Joly stood, rather idiotically, staring up at the window, until someone on the third floor opened his window, stuck his head out and informed the Amis that some people had to work in the morning and would whoever it was singing either kindly shut the hell up or go back to the goddamn Latin Quarter.

Bossuet and Jehan looked rather indignant that there was no appreciation for their version of Mozart's "Sull'aria… Che soave zeffiretto", but began shambling off in a random direction. Courfeyrac shouted up to Bahorel that they would meet up tomorrow and began weaving his way after the other two, Joly in tow.

"Musichetta seemed rather clever," said Joly, glancing back at the building. "Sharing a library with Feuilly and all, and being up to date on the Romantics."

"You liked her because she called you Monsieur Voltaire," said Bossuet, slinging an arm around Joly's shoulders.

"Perhaps, but there are worse reasons for liking that type of grisette," said Courfeyrac, with the air of an oenophile displaying his knowledge of wines. "I have no doubt she is a mysterious little enchantress, certainly clever, definitely literary, probably dimpled, with a way of pouting that will drive you wild and a maddening way of dancing round flirtation, rarely submitting and always leaving you wanting. In general, one of my favorites for variety's sake, but you occasionally want a little comfort, instead of being continually jolted into the unexpected."

"Oh Courfeyrac, you misinterpret her utterly!" exclaimed Jehan, who had decided to walk backwards, even though he was clearly incapable of doing so. "She is an example of the great brightness of the female soul, polished to a gleaming brilliance through the application of poetry, lifted above the common masses—"

"Oh, don't turn her into a symbol," said Joly, a little nettled. "She's a very literary grisette who apparently had a roommate from hell and has very pretty eyes. I wish you wouldn't keep turning people into symbols it's... hang on, Jehan, is that why you kissed Combeferre?" Joly occasionally got little flashes of insight when he managed to push all the disparate pieces of a problem together and make them work together in watch-like efficiency.

"You kissed Combeferre?" demanded Courfeyrac, stumbling to a halt.

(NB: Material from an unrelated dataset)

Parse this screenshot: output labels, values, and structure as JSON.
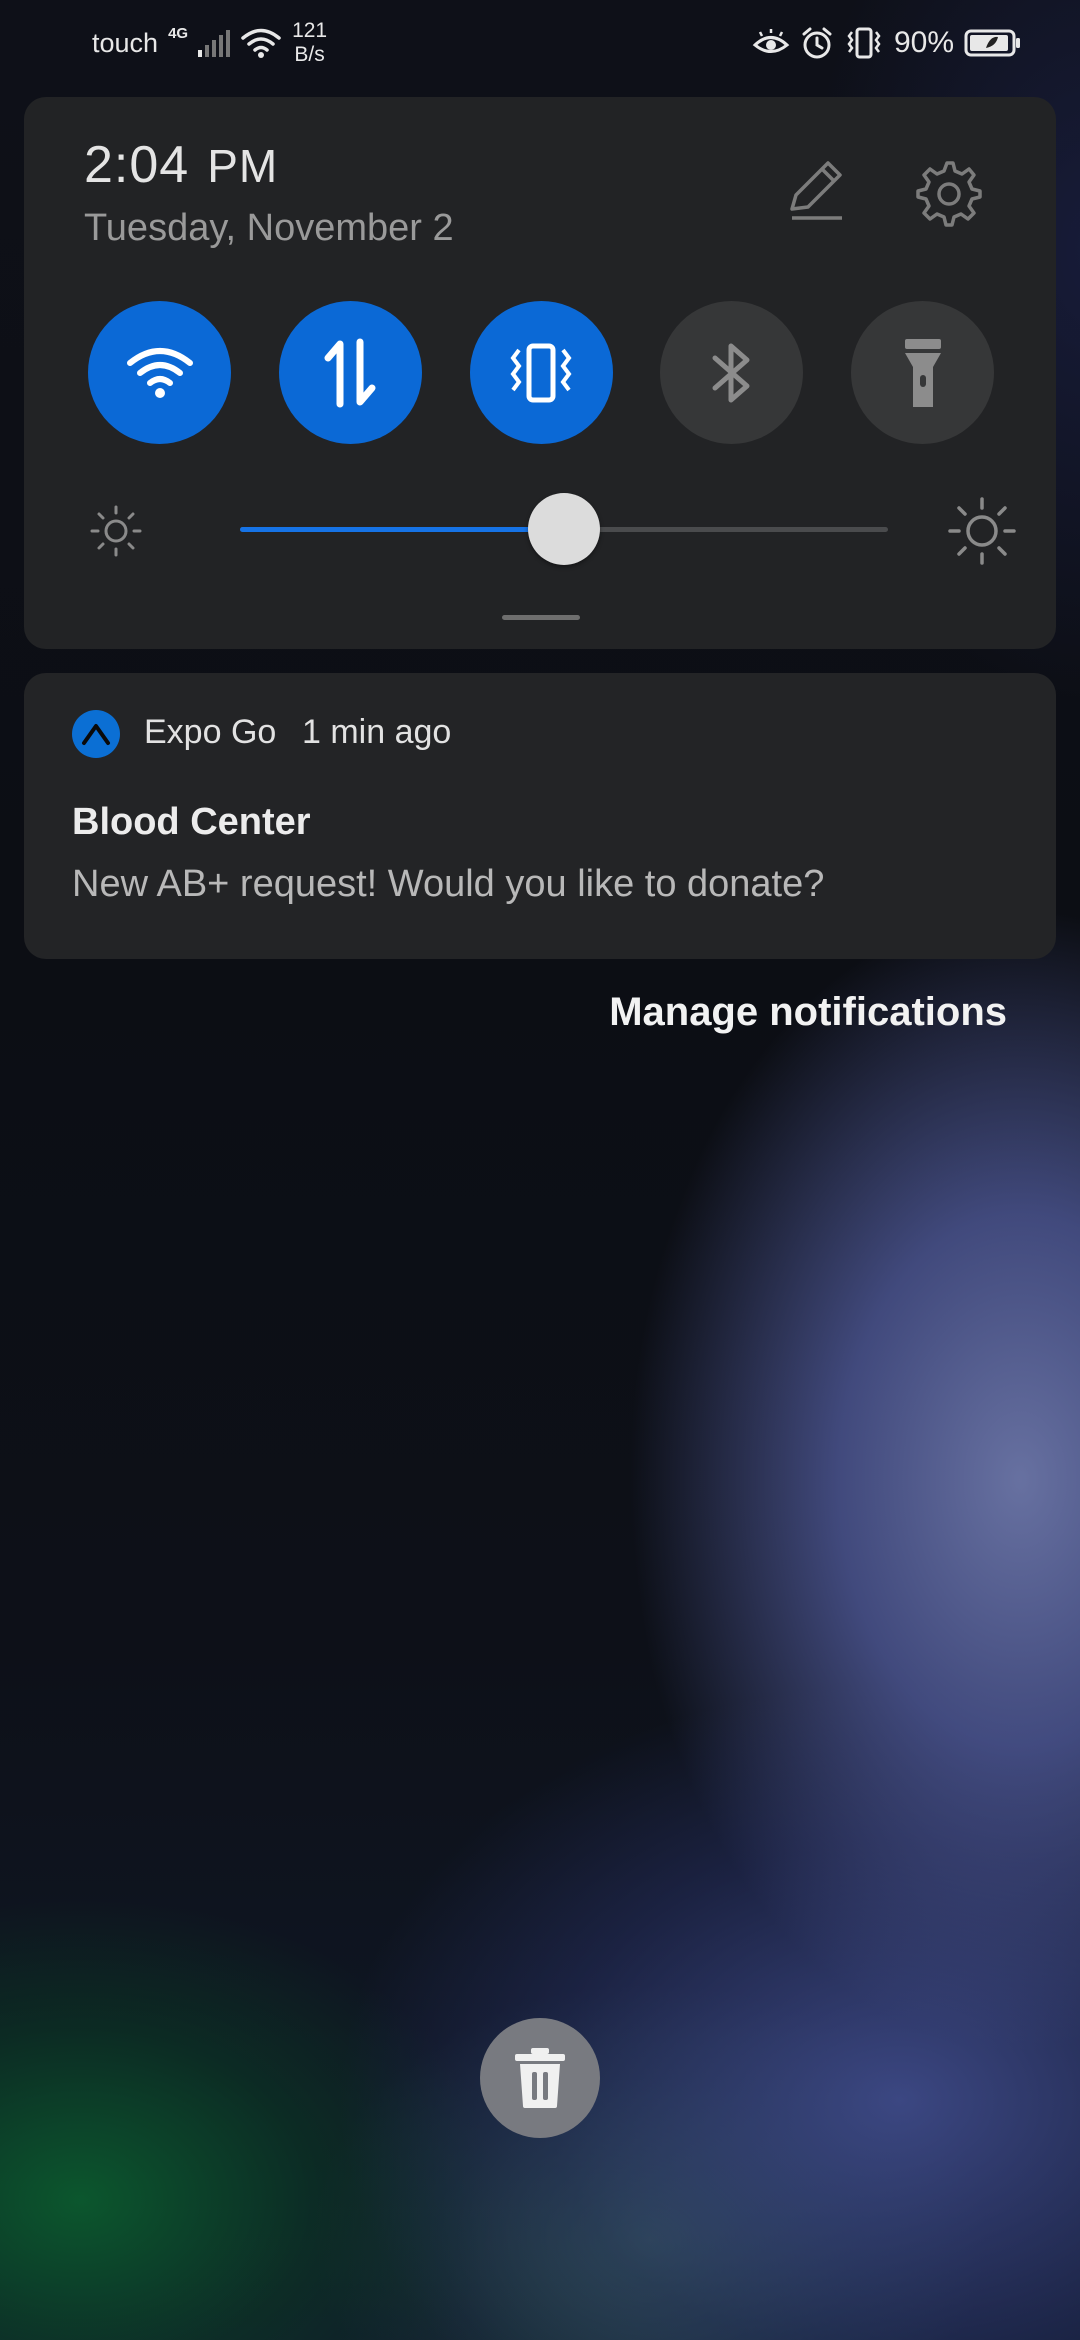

"Well, yes." Jehan executed a wobbly pirouette. "He was upset that Feuilly misunderstood his and Enjolras's intentions, so I showed him that even if the working classes cannot understand the synergy of logic and philosophy in the revolution, the poetic conscience could assure the philosophy that it was acting morally and had its blessing to continue its chosen course."

"... really?" asked Bossuet.

"Jehan, not everyone is going to understand your symbolism," said Joly, quite nettled. "I saw you kiss Combeferre and that was what stuck with me, not that the social conscience of revolution was embracing philosophy and showing the marriage of philosophy and morality at the continued signs of philosophy's humanitarian aims."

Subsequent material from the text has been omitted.